No New Privileges フラグ

The execve system call can grant a newly-started program privileges that its parent did not have. The most obvious examples are setuid/setgid programs and file capabilities. To prevent the parent program from gaining these privileges as well, the kernel and user code must be careful to prevent the parent from doing anything that could subvert the child. For example:

  • The dynamic loader handles LD_* environment variables differently if a program is setuid.
  • chroot is disallowed to unprivileged processes, since it would allow /etc/passwd to be replaced from the point of view of a process that inherited chroot.
  • The exec code has special handling for ptrace.

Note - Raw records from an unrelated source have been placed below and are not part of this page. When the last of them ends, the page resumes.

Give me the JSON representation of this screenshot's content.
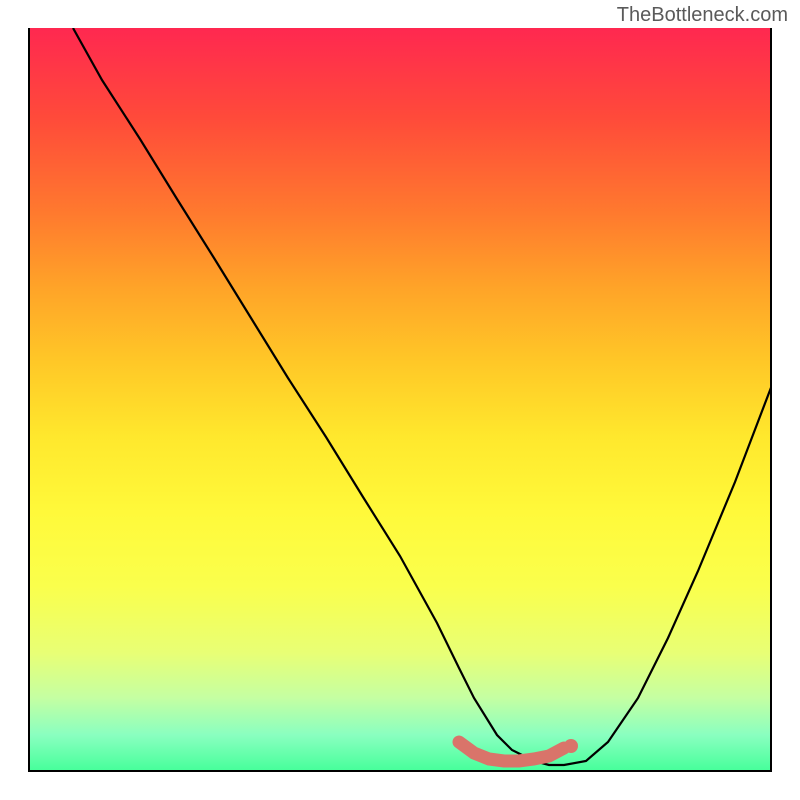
{
  "watermark": "TheBottleneck.com",
  "chart_data": {
    "type": "line",
    "title": "",
    "xlabel": "",
    "ylabel": "",
    "xlim": [
      0,
      100
    ],
    "ylim": [
      0,
      100
    ],
    "grid": false,
    "legend": false,
    "series": [
      {
        "name": "curve",
        "color": "#000000",
        "x": [
          6,
          10,
          15,
          20,
          25,
          30,
          35,
          40,
          45,
          50,
          55,
          58,
          60,
          63,
          65,
          68,
          70,
          72,
          75,
          78,
          82,
          86,
          90,
          95,
          100
        ],
        "y": [
          100,
          93,
          85,
          77,
          69,
          61,
          53,
          45,
          37,
          29,
          20,
          14,
          10,
          5,
          3,
          1.5,
          1,
          1,
          1.5,
          4,
          10,
          18,
          27,
          39,
          52
        ]
      },
      {
        "name": "highlight-band",
        "color": "#d9746a",
        "x": [
          58,
          60,
          62,
          64,
          66,
          68,
          70,
          72
        ],
        "y": [
          4,
          2.5,
          1.8,
          1.5,
          1.5,
          1.7,
          2.2,
          3.2
        ]
      }
    ],
    "markers": [
      {
        "name": "end-dot",
        "x": 73,
        "y": 3.5,
        "color": "#d9746a"
      }
    ],
    "colors": {
      "gradient_top": "#ff2850",
      "gradient_bottom": "#44ff99",
      "curve": "#000000",
      "highlight": "#d9746a"
    }
  }
}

These are all ad-hoc fixes. The no_new_privs bit (since Linux 3.5) is a new, generic mechanism to make it safe for a process to modify its execution environment in a manner that persists across execve. Any task can set no_new_privs. Once the bit is set, it is inherited across fork, clone, and execve and cannot be unset. With no_new_privs set, execve() promises not to grant the privilege to do anything that could not have been done without the execve call. For example, the setuid and setgid bits will no longer change the uid or gid; file capabilities will not add to the permitted set, and LSMs will not relax constraints after execve.

To set no_new_privs, use:

prctl(PR_SET_NO_NEW_PRIVS, 1, 0, 0, 0);

Be careful, though: LSMs might also not tighten constraints on exec in no_new_privs mode. (This means that setting up a general-purpose service launcher to set no_new_privs before execing daemons may interfere with LSM-based sandboxing.)

Note that no_new_privs does not prevent privilege changes that do not involve execve(). An appropriately privileged task can still call setuid(2) and receive SCM_RIGHTS datagrams.

There are two main use cases for no_new_privs so far:

  • Filters installed for the seccomp mode 2 sandbox persist across execve and can change the behavior of newly-executed programs. Unprivileged users are therefore only allowed to install such filters if no_new_privs is set.
  • By itself, no_new_privs can be used to reduce the attack surface available to an unprivileged user. If everything running with a given uid has no_new_privs set, then that uid will be unable to escalate its privileges by directly attacking setuid, setgid, and fcap-using binaries; it will need to compromise something without the no_new_privs bit set first.

In the future, other potentially dangerous kernel features could become available to unprivileged tasks if no_new_privs is set. In principle, several options to unshare(2) and clone(2) would be safe when no_new_privs is set, and no_new_privs + chroot is considerable less dangerous than chroot by itself.